For Larsen's holiday card to send to clients and friends, Cage proposed a hand-cut paper snowflake placed in a small handmade Japanese style box upon a small piece of one of Larsen's fabrics. The snowflake was also printed with "Merry Christmas" and "Happy New Year" on either of side of the piece...in invisible ink. A lovely proposition, but daunting when thinking of the 16-fold hand cut paper circle needing to be recreated hundreds of times for Larsen's many clients (this dirty work, as I now understand, would have been passed on to Merce Cunningham).

Below is a transcript of the conversation Jack had with Cage so many years ago, as recounted to me last night:

Larsen: John, your idea is a lovely one, but I'm afraid the notion of handcutting hundreds of snowflakes is a bit much. Perhaps we could have them die-cut instead and save you and Merce the trouble of doing so much work.

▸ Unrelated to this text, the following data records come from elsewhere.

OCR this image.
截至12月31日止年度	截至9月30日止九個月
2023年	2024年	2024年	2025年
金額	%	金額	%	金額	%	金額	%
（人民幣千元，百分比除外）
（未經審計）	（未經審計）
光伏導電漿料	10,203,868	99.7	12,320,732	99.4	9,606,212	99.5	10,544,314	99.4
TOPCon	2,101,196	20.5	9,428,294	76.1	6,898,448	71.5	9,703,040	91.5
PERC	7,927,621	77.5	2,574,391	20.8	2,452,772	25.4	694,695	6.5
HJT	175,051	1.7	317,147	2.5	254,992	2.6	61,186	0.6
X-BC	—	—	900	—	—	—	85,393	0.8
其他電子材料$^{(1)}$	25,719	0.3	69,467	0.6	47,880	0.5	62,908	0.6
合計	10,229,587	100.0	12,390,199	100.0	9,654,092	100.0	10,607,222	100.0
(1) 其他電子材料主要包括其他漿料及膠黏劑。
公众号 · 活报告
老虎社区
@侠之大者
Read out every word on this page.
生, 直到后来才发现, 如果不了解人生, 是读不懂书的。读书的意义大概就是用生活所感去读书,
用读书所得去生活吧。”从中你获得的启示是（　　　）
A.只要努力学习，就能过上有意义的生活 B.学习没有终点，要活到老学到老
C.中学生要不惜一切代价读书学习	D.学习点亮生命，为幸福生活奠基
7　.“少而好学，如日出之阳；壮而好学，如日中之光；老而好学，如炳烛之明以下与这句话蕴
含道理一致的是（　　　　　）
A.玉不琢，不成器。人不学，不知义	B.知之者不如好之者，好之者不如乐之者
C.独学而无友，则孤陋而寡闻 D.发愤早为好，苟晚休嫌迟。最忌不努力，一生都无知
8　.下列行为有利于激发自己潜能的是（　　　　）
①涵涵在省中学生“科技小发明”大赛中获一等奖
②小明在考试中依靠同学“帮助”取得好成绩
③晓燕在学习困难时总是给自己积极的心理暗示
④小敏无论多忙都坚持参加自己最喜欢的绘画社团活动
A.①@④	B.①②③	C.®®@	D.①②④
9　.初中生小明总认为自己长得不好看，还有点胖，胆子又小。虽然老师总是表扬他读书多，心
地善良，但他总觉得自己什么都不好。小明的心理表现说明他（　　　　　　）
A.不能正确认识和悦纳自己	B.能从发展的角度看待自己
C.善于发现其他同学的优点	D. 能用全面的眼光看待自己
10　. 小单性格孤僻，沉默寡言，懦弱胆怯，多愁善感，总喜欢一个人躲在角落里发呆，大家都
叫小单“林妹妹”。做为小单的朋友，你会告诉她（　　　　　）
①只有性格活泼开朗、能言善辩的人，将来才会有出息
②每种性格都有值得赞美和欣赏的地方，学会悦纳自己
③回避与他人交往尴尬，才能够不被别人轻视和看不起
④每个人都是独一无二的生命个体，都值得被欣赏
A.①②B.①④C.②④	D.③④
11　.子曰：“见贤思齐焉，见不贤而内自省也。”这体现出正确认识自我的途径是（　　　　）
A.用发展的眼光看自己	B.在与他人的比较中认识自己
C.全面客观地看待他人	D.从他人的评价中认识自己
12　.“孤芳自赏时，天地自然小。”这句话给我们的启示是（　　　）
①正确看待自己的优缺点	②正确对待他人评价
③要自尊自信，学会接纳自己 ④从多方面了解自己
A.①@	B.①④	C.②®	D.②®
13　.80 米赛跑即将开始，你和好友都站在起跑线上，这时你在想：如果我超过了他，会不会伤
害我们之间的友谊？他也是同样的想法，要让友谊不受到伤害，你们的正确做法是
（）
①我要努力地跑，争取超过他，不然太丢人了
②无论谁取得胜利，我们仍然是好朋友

Cage: I dont think it would be the same.

L: No, but with the right printer, I doubt I would be able to tell the difference between the two.

C: Perhaps, but I would be able to tell the difference.

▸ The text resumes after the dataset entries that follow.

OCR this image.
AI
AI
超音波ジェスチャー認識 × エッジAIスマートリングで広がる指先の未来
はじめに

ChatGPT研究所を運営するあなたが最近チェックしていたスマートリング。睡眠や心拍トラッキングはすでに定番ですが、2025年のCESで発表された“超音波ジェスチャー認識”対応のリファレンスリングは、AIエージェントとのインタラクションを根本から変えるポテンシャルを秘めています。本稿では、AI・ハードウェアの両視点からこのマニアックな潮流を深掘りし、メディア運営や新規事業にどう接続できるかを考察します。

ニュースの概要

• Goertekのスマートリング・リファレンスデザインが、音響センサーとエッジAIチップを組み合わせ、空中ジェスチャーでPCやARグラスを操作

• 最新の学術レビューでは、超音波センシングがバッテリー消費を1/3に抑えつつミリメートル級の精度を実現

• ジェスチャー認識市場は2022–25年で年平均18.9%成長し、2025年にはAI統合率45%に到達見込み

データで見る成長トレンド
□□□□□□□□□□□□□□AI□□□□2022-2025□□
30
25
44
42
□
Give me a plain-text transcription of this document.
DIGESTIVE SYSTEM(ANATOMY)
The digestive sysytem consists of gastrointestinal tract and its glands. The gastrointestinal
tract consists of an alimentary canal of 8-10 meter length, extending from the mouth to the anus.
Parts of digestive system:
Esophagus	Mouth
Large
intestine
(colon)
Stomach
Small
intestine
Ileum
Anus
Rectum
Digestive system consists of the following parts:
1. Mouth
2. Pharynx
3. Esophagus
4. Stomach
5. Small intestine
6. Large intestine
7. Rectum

L: I've seen this done recently, and the results are quite nice. I'm certain you couldn't tell the difference...

C: Even if I were unable to see the difference, the snowflake would know.


And, for you inquisitive types, Jack was wearing a very nice seersucker suit over a collarless indigo died shirt (with matching pocket square in the coat's front welt pocket) and a woven straw hat with a black band. Brown leather penny loafers, sans pennies, and tan socks with a diamond pattern. The hat is Amish, and was puchased mail order by Larsen for a mere 19 dollars.

2 Comments:

Anonymous Tiff said...

I've had similarly delightful encounters with dance instructors over the years. Not too long ago I had the great pleasure of working with Dan Wagoner (79 years old at the time), a real modern dance pioneer. He continually spoke of a woman he danced with "in the beginning" named Martha. When I asked him if he was referring to Martha Graham, the mother of all dance, he looked me right in the eye and said "do you know a lot of other dancing bitches named Martha? I certainly don't!"

I love seersucker and admire all those who wear it.

7:58 AM  
Anonymous mr. c said...

Having now actually seen Mr. Larson in person, it's fair to say that he possesses a most excellent and striking sense of style. It's a lot like this blog.